The longest serving female innate in Maryland has tested positive for COVID-19 and her daughter and other advocates want her released. Eraina Pretty was incarcerated at age 18 and has spent 42 years of her 60-year sentence for a vicious crime.
She has transformed into an exemplary character for her fellow inmates. Her ‘good’ behavior made her eligible for parole, but was denied her chance of an earlier release by two governors.
The daughter of this reformed inmate who has tested positive for COVID-19 together with a group of advocates from the University of Maryland School of law is fighting for an early release.
The 60-year-old native of Baltimore had a harsh childhood, coming from a poor home and abused. She crossed paths with a man five years her senior in 1978, Pretty was 18 years at the time.
This man committed two terrible crimes. The robberies and execution-style killings of Preston Cornish, a social worker, and Louis Thomas, the owner of an all-night grocery store and the father of four children, Baltimore Sun reported.
Although Pretty did not directly pull the trigger, her boyfriend at the time did and she became an accomplice. “She allegedly disposed of the murder weapon in the Cornish case and, two months later, helped set up the armed robbery that ended with Thomas’s murder in his Reisterstown Road store.”
That same year Pretty and her boyfriend and one other accomplice pleaded guilty to first-degree murder among other charges and were sentenced to life with an additional 15 years. She has been behind bars at the Maryland Correctional Institution for Women in Jessup ever since her sentence.
Kecha Dunn, Pretty’s daughter heard of her mother’s diagnosis via Facebook and confirmed it from the prison’s warden. Dunn has since then been working with attorney Lila Meadows and Professor Leigh Goodmark in an attempt to convince Gov. Larry Hogan to commute Pretty’s sentence. Hogan is one of the two governors who did not approve the parole board’s plea for Pretty’s release.
“We are submitting a request to the governor asking that he commute Ms.
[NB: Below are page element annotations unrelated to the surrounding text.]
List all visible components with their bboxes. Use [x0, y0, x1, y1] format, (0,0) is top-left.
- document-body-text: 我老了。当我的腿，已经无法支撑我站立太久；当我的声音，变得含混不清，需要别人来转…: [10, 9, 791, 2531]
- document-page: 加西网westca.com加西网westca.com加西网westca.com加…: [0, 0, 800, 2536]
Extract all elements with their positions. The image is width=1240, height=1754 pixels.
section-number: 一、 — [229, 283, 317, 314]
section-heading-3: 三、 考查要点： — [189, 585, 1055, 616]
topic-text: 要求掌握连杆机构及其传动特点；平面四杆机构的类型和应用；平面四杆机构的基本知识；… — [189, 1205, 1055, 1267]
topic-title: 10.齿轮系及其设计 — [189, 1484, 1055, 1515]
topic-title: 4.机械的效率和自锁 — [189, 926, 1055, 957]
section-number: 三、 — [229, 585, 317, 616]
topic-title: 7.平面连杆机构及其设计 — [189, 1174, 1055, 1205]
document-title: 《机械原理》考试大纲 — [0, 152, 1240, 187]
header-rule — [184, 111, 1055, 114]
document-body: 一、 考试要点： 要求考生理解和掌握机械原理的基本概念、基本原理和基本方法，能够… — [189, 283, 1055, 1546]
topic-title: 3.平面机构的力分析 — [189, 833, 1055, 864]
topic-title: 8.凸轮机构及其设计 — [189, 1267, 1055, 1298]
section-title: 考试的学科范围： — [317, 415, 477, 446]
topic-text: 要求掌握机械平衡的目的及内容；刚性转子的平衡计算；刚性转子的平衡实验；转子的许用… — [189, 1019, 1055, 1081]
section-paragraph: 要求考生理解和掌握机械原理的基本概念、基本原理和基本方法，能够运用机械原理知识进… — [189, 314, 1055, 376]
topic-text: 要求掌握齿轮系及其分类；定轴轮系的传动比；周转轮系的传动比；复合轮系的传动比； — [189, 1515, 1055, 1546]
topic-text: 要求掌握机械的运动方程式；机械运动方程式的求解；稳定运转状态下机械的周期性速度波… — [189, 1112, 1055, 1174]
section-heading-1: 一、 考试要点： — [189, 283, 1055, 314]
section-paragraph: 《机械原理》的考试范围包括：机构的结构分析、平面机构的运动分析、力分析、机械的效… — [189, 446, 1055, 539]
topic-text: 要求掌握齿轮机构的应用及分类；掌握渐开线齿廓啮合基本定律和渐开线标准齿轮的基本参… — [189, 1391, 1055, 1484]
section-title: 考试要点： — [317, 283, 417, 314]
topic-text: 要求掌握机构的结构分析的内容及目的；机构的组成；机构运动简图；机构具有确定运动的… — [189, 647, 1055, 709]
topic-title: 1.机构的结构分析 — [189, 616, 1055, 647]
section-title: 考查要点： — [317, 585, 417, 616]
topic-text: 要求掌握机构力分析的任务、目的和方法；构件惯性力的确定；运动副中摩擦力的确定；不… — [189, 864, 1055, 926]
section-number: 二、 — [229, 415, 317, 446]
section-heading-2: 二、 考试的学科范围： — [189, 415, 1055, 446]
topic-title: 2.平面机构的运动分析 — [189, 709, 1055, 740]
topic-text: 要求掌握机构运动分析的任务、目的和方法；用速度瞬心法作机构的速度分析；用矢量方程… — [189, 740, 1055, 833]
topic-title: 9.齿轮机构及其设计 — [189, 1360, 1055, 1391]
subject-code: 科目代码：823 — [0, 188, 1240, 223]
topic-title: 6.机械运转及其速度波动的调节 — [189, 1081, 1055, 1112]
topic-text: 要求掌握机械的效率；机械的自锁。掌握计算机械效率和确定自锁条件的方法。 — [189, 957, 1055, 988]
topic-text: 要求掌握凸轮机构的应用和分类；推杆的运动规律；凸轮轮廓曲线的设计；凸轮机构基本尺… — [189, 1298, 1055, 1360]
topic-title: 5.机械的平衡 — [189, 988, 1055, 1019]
Pretty’s sentence and release her,” Goodmark said. “The governor can grant that request on his own at any time. We continue to be very concerned about her health.”
However, the reasons for both governors denying Pretty’s parole on the two occasions is not quite clear, but this is not the first time such a request was denied in Maryland. A Governor in Maryland has the power to reject a parole commission’s recommendation to release a man or woman serving a life sentence.
“Most, of the men on the 50-plus list… were recommended for parole at some point but rejected by governors.”
Hogan nonetheless ordered Maryland prisons to expedite the release of prisoners with non-violent crimes to reduce the spread of the novel coronavirus among inmates. Sadly, Pretty is in jail for a violent crime and is not eligible for release under the governor’s directives.
Many are of the belief that Pretty’s case is a unique one that needs special considerations by the governors because she has been cleared twice by a parole board for release. Her fellow inmates are full of praises when it comes to Pretty. Those who are still under incarceration and released on parole alike.
According to the sun, they say they are “grateful for Pretty’s guidance behind bars,” as well as a former warden who lauded Pretty for her “quiet leadership among inmates.”